Oh dear, where to start! First with 2 already mentioned: Marc Chagall and
Frida Kahlo. Not together
(although why not?) - but both brought something very new and significant to 20th Century art and both were slightly marginal as artists (Chagall as a shtetl Jew, Kahlo as a Latin American woman), yet managed to impose their art. I have no idea how their art would look on tarot cards. I suspect Frida Kahlo's would be more suited because she painted small paintings, very detailed, on smooth steel.
Next with a glorious classic:
Jan Vermeer. He didn't leave the "right" kind of paintings for a tarot - not even a set of majors - so we would have to ressucitate him and give him the commission.
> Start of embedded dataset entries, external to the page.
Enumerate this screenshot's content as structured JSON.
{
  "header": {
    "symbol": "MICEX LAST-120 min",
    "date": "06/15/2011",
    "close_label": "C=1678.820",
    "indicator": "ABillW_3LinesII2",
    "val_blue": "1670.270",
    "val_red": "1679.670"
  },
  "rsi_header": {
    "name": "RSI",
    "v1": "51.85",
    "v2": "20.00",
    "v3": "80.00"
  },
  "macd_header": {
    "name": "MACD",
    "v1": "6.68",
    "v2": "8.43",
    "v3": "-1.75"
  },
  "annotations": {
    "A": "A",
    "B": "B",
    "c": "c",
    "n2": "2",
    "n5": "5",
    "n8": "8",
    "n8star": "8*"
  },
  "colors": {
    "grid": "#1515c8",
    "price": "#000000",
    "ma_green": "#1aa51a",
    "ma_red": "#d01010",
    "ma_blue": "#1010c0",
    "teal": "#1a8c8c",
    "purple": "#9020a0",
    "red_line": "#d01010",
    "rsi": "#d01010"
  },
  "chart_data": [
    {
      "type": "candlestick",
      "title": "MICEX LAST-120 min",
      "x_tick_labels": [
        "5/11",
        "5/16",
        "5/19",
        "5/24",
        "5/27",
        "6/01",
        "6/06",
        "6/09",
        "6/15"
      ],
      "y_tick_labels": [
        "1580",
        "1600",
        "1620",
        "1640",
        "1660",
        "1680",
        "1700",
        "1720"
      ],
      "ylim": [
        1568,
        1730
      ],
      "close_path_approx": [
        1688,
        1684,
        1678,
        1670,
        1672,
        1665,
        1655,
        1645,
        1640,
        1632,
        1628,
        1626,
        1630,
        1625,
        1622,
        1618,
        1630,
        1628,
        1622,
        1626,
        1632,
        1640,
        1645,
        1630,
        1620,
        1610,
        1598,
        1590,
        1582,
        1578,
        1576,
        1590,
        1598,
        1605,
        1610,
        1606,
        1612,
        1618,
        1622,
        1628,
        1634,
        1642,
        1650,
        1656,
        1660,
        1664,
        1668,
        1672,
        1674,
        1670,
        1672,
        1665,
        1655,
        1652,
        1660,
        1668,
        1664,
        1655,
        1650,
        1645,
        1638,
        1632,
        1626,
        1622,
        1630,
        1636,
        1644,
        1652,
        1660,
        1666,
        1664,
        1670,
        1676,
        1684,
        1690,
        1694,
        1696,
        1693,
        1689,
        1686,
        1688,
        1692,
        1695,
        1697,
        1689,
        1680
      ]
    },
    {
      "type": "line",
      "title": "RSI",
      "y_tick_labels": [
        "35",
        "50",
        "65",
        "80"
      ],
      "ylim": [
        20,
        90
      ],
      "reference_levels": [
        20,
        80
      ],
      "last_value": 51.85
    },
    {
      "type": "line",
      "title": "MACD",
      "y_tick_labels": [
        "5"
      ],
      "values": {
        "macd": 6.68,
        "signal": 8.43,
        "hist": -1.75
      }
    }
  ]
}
Given when he lived, I would have him paint 22 Majors, and 56 unscenic minors in any style he fancied. I think he would have brought a special illumination and "every day magic" to tarot.
This observant and tongue-in-cheek artist merits a deck...
Grandville...oh, but wait a minute...he is having one
...
Among the contemporaries,
Oswaldo Guyasimin might make some astonishing imagery for tarot -I'd love to see his "Hands of Fear" series translated into arcana - although he paints huge canvases, so it might be a challenge to get him to paint small.
In a much lighter vein, the cult comic artist Zep - a local boy made good! - and his
Titeuf might give us an irreverent deck
Chris Ofili, the British artist of Nigerian parentage, who made everyone gasp with the elephant dung he added to his witty canvases would no doubt make a very zany deck
For you Londoners out there - he's showing at the moment in the Upper Room of the Tate.
Finally,
a Pre-Raphaelite deck would be beautiful - I am surprised none exist! - as would a deck made up of
Medieval illuminations of books. Without trespassing on the ground covered by the Golden Tarot, I think some careful exploration would bring us some marvellous medieval imagery - energetic, funny, dark, deep and very eloquent, as was so much of medieval imagery.